Managing up is a skill that’s often overlooked. Here 5 common mistakes leaders make while managing up and how to avoid them. You’ll learn to create influence with stakeholders and guide your broader team towards effective results.
Have you ever wondered why some leaders have the ability to influence their senior management team? How do they get their ideas and strategies approved, without any resistance? Why is it easier for some vs. others?
Sometimes you make excuses that they’re someone’s buddy, or they’re really good at sucking up and “playing politics”. But more often than not – the answer is very simple and not as Machiavellian as you think.
They know how to manage up effectively.
Managing up is a broad term, but I define it as creating the space for your team to deliver results.
It’s about creating consistent influence with the relevant stakeholders so your team can efficiently and effectively deliver results.
You’re pre-selling your team’s work (so no one’s surprised or offside).
You’re staying on top of shifting priorities and integrating them (so your team doesn’t waste time on the wrong things).
You’re keeping key people informed and solving problems as you go.
Managing up is a skill that’s often overlooked and deprioritized because when you think of being a great leader to your team, you assume you define your team as people who report to you.
But if you’re only focused on leading your reports, then you’re only doing part of the job.
Leadership goes in all directions; up, down, and across the organization. As the leader, think of yourself as the cog in the wheel, and everything (and everyone) revolves around you. Your job is to make sure the wheel keeps spinning.
If you’re only managing your team and you’re own work, you’re not creating the space for your team to effectively deliver.
Today, I want to offer you 5 common mistakes leaders make while managing up and how to avoid them. You’ll learn to create influence with stakeholders and guide your broader team towards effective results.
Mistake #1: You don’t prioritize managing up.
You’re so busy doing things, you don’t make time to manage up. You think it’s more important to get the work done as fast as possible, which isn’t always the most effective way. And there’s also this need for autonomy where you don’t think you NEED anyone else to weigh into what you’re doing.
That will come back to bite you.
I’m not saying you need to tell everyone everything all the time. But your job as a leader is to know what to tell who, and when, so you can keep the results flowing effectively. Otherwise, you’ll be redoing or changing work well into the process.
Mistake #2: You wait for them to lead.
Sometimes we think our boss is supposed to lead us and tell us what to do. And that’s not completely wrong, but I want to offer that we’re all leaders in charge of leading our own spheres.
Consider the ‘leadership circle’ illustration I shared earlier. Each of us is spinning our own wheel at the same time based on what we’re accountable for.

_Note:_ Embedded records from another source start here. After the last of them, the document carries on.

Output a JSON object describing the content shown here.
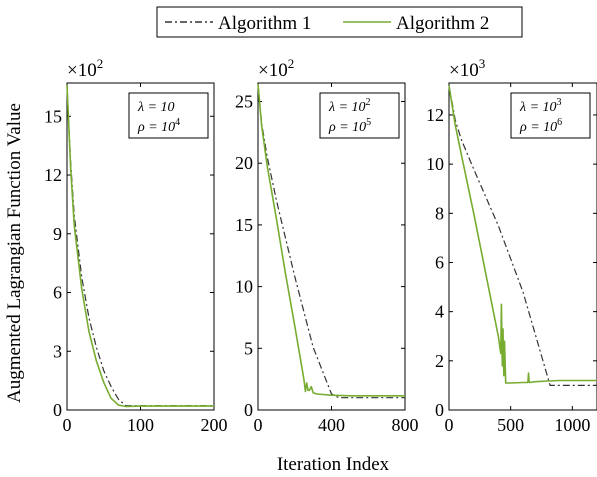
{
  "ylabel": "Augmented Lagrangian Function Value",
  "xlabel": "Iteration Index",
  "legend": {
    "placement": "top-center",
    "entries": [
      {
        "name": "Algorithm 1",
        "color": "#333333",
        "style": "dash-dot"
      },
      {
        "name": "Algorithm 2",
        "color": "#77ac30",
        "style": "solid"
      }
    ]
  },
  "chart_data": [
    {
      "type": "line",
      "multiplier_base": "×10",
      "multiplier_exp": "2",
      "params": [
        {
          "sym": "λ = 10",
          "sup": ""
        },
        {
          "sym": "ρ = 10",
          "sup": "4"
        }
      ],
      "xlim": [
        0,
        200
      ],
      "ylim": [
        0,
        16.7
      ],
      "xticks": [
        0,
        100,
        200
      ],
      "yticks": [
        0,
        3,
        6,
        9,
        12,
        15
      ],
      "grid": false,
      "series": [
        {
          "name": "Algorithm 1",
          "x": [
            0,
            5,
            10,
            20,
            30,
            40,
            50,
            60,
            70,
            80,
            100,
            150,
            200
          ],
          "y": [
            16.6,
            12.6,
            9.9,
            6.8,
            4.7,
            3.2,
            2.0,
            1.2,
            0.55,
            0.22,
            0.22,
            0.22,
            0.22
          ]
        },
        {
          "name": "Algorithm 2",
          "x": [
            0,
            5,
            10,
            20,
            30,
            40,
            50,
            60,
            70,
            80,
            100,
            150,
            200
          ],
          "y": [
            16.6,
            12.3,
            9.4,
            6.2,
            4.0,
            2.5,
            1.4,
            0.6,
            0.25,
            0.18,
            0.2,
            0.2,
            0.2
          ]
        }
      ]
    },
    {
      "type": "line",
      "multiplier_base": "×10",
      "multiplier_exp": "2",
      "params": [
        {
          "sym": "λ = 10",
          "sup": "2"
        },
        {
          "sym": "ρ = 10",
          "sup": "5"
        }
      ],
      "xlim": [
        0,
        800
      ],
      "ylim": [
        0,
        26.5
      ],
      "xticks": [
        0,
        400,
        800
      ],
      "yticks": [
        0,
        5,
        10,
        15,
        20,
        25
      ],
      "grid": false,
      "series": [
        {
          "name": "Algorithm 1",
          "x": [
            0,
            20,
            50,
            100,
            200,
            300,
            400,
            440,
            500,
            600,
            700,
            800
          ],
          "y": [
            26.4,
            23.2,
            20.5,
            17.0,
            10.8,
            5.1,
            1.3,
            1.0,
            1.0,
            1.0,
            1.0,
            1.0
          ]
        },
        {
          "name": "Algorithm 2",
          "x": [
            0,
            20,
            50,
            100,
            150,
            200,
            250,
            258,
            265,
            272,
            280,
            290,
            300,
            320,
            400,
            500,
            600,
            700,
            800
          ],
          "y": [
            26.4,
            23.0,
            19.8,
            15.5,
            11.0,
            6.8,
            2.5,
            1.5,
            2.2,
            1.6,
            1.6,
            1.9,
            1.4,
            1.3,
            1.2,
            1.15,
            1.15,
            1.15,
            1.15
          ]
        }
      ]
    },
    {
      "type": "line",
      "multiplier_base": "×10",
      "multiplier_exp": "3",
      "params": [
        {
          "sym": "λ = 10",
          "sup": "3"
        },
        {
          "sym": "ρ = 10",
          "sup": "6"
        }
      ],
      "xlim": [
        0,
        1200
      ],
      "ylim": [
        0,
        13.3
      ],
      "xticks": [
        0,
        500,
        1000
      ],
      "yticks": [
        0,
        2,
        4,
        6,
        8,
        10,
        12
      ],
      "grid": false,
      "series": [
        {
          "name": "Algorithm 1",
          "x": [
            0,
            50,
            100,
            200,
            400,
            600,
            820,
            900,
            1000,
            1100,
            1200
          ],
          "y": [
            13.2,
            11.8,
            11.0,
            9.8,
            7.5,
            4.8,
            1.0,
            1.0,
            1.0,
            1.0,
            1.0
          ]
        },
        {
          "name": "Algorithm 2",
          "x": [
            0,
            50,
            100,
            200,
            300,
            400,
            420,
            425,
            432,
            438,
            444,
            450,
            460,
            480,
            500,
            600,
            640,
            645,
            650,
            700,
            800,
            900,
            1000,
            1100,
            1200
          ],
          "y": [
            13.2,
            11.6,
            10.4,
            8.0,
            5.5,
            3.0,
            2.3,
            4.3,
            1.8,
            3.3,
            1.4,
            2.8,
            1.1,
            1.1,
            1.1,
            1.12,
            1.12,
            1.5,
            1.12,
            1.15,
            1.18,
            1.2,
            1.2,
            1.2,
            1.2
          ]
        }
      ]
    }
  ]
}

So while your boss is accountable for leading you, you’re also accountable for leading them.
Mistake #3 You only manage up when there’s a problem.
Managing up is an opportunity to demonstrate your leadership to your ‘superiors.’ When you only manage up the problems, your relationships are based on them getting involved in solving your problems.
That’s not a great look for your brand.
I look at managing up as keeping the road clear and the wheels “greased” by building trust with your superiors over time. That means not only managing expectations on possible problems but keeping them up to speed on your strategies for achieving objectives, possible hurdles and influencing the solutions, mining stakeholder concerns (which they may not think to offer), reading between the lines… all the things.
Basically, you’re in charge of facilitating a consistent dialogue with all the key people.
Mistake #4: You tell vs. influence.
Don’t simply tell your stakeholders what your team is working on. When you do that, their brains start assessing the idea, trying to figure out how it fits in, and what could go wrong, they find problems you’ve already thought of … on and on.
Instead, make it easy for them to understand what you’re doing and support you. Set up the objective, strategies, and hurdles so your team’s work seems like the logical solution.
However, you also don’t want to overwhelm your audience. There’s a nuance to doing this that you’ll learn by trial and error. I like setting up the BLUF (Bottom Line Up Front) and set up the team’s solutions as simply and efficiently as possible.
Mistake #5: You get intimidated by titles and rank.
Leaders aren’t impressed when you’re overly humble or defer to them just because of rank. And they’re definitely not impressed when you don’t engage them because you didn’t want to bother them.
Just because someone is senior to you doesn’t mean they’re smarter or a better leader. And it doesn’t mean they have all the answers. However, it can mean they have a different perspective because they have access to different information.
The sooner you stop thinking of these people as someone you need to impress and rather people who are part of your team, the more effective team leader you’ll become.
Bottom Line: Leadership goes in all directions; up, down and across the organization.
If you’re not prioritizing managing up, you’re not doing your job as a leader, and your team’s results will suffer.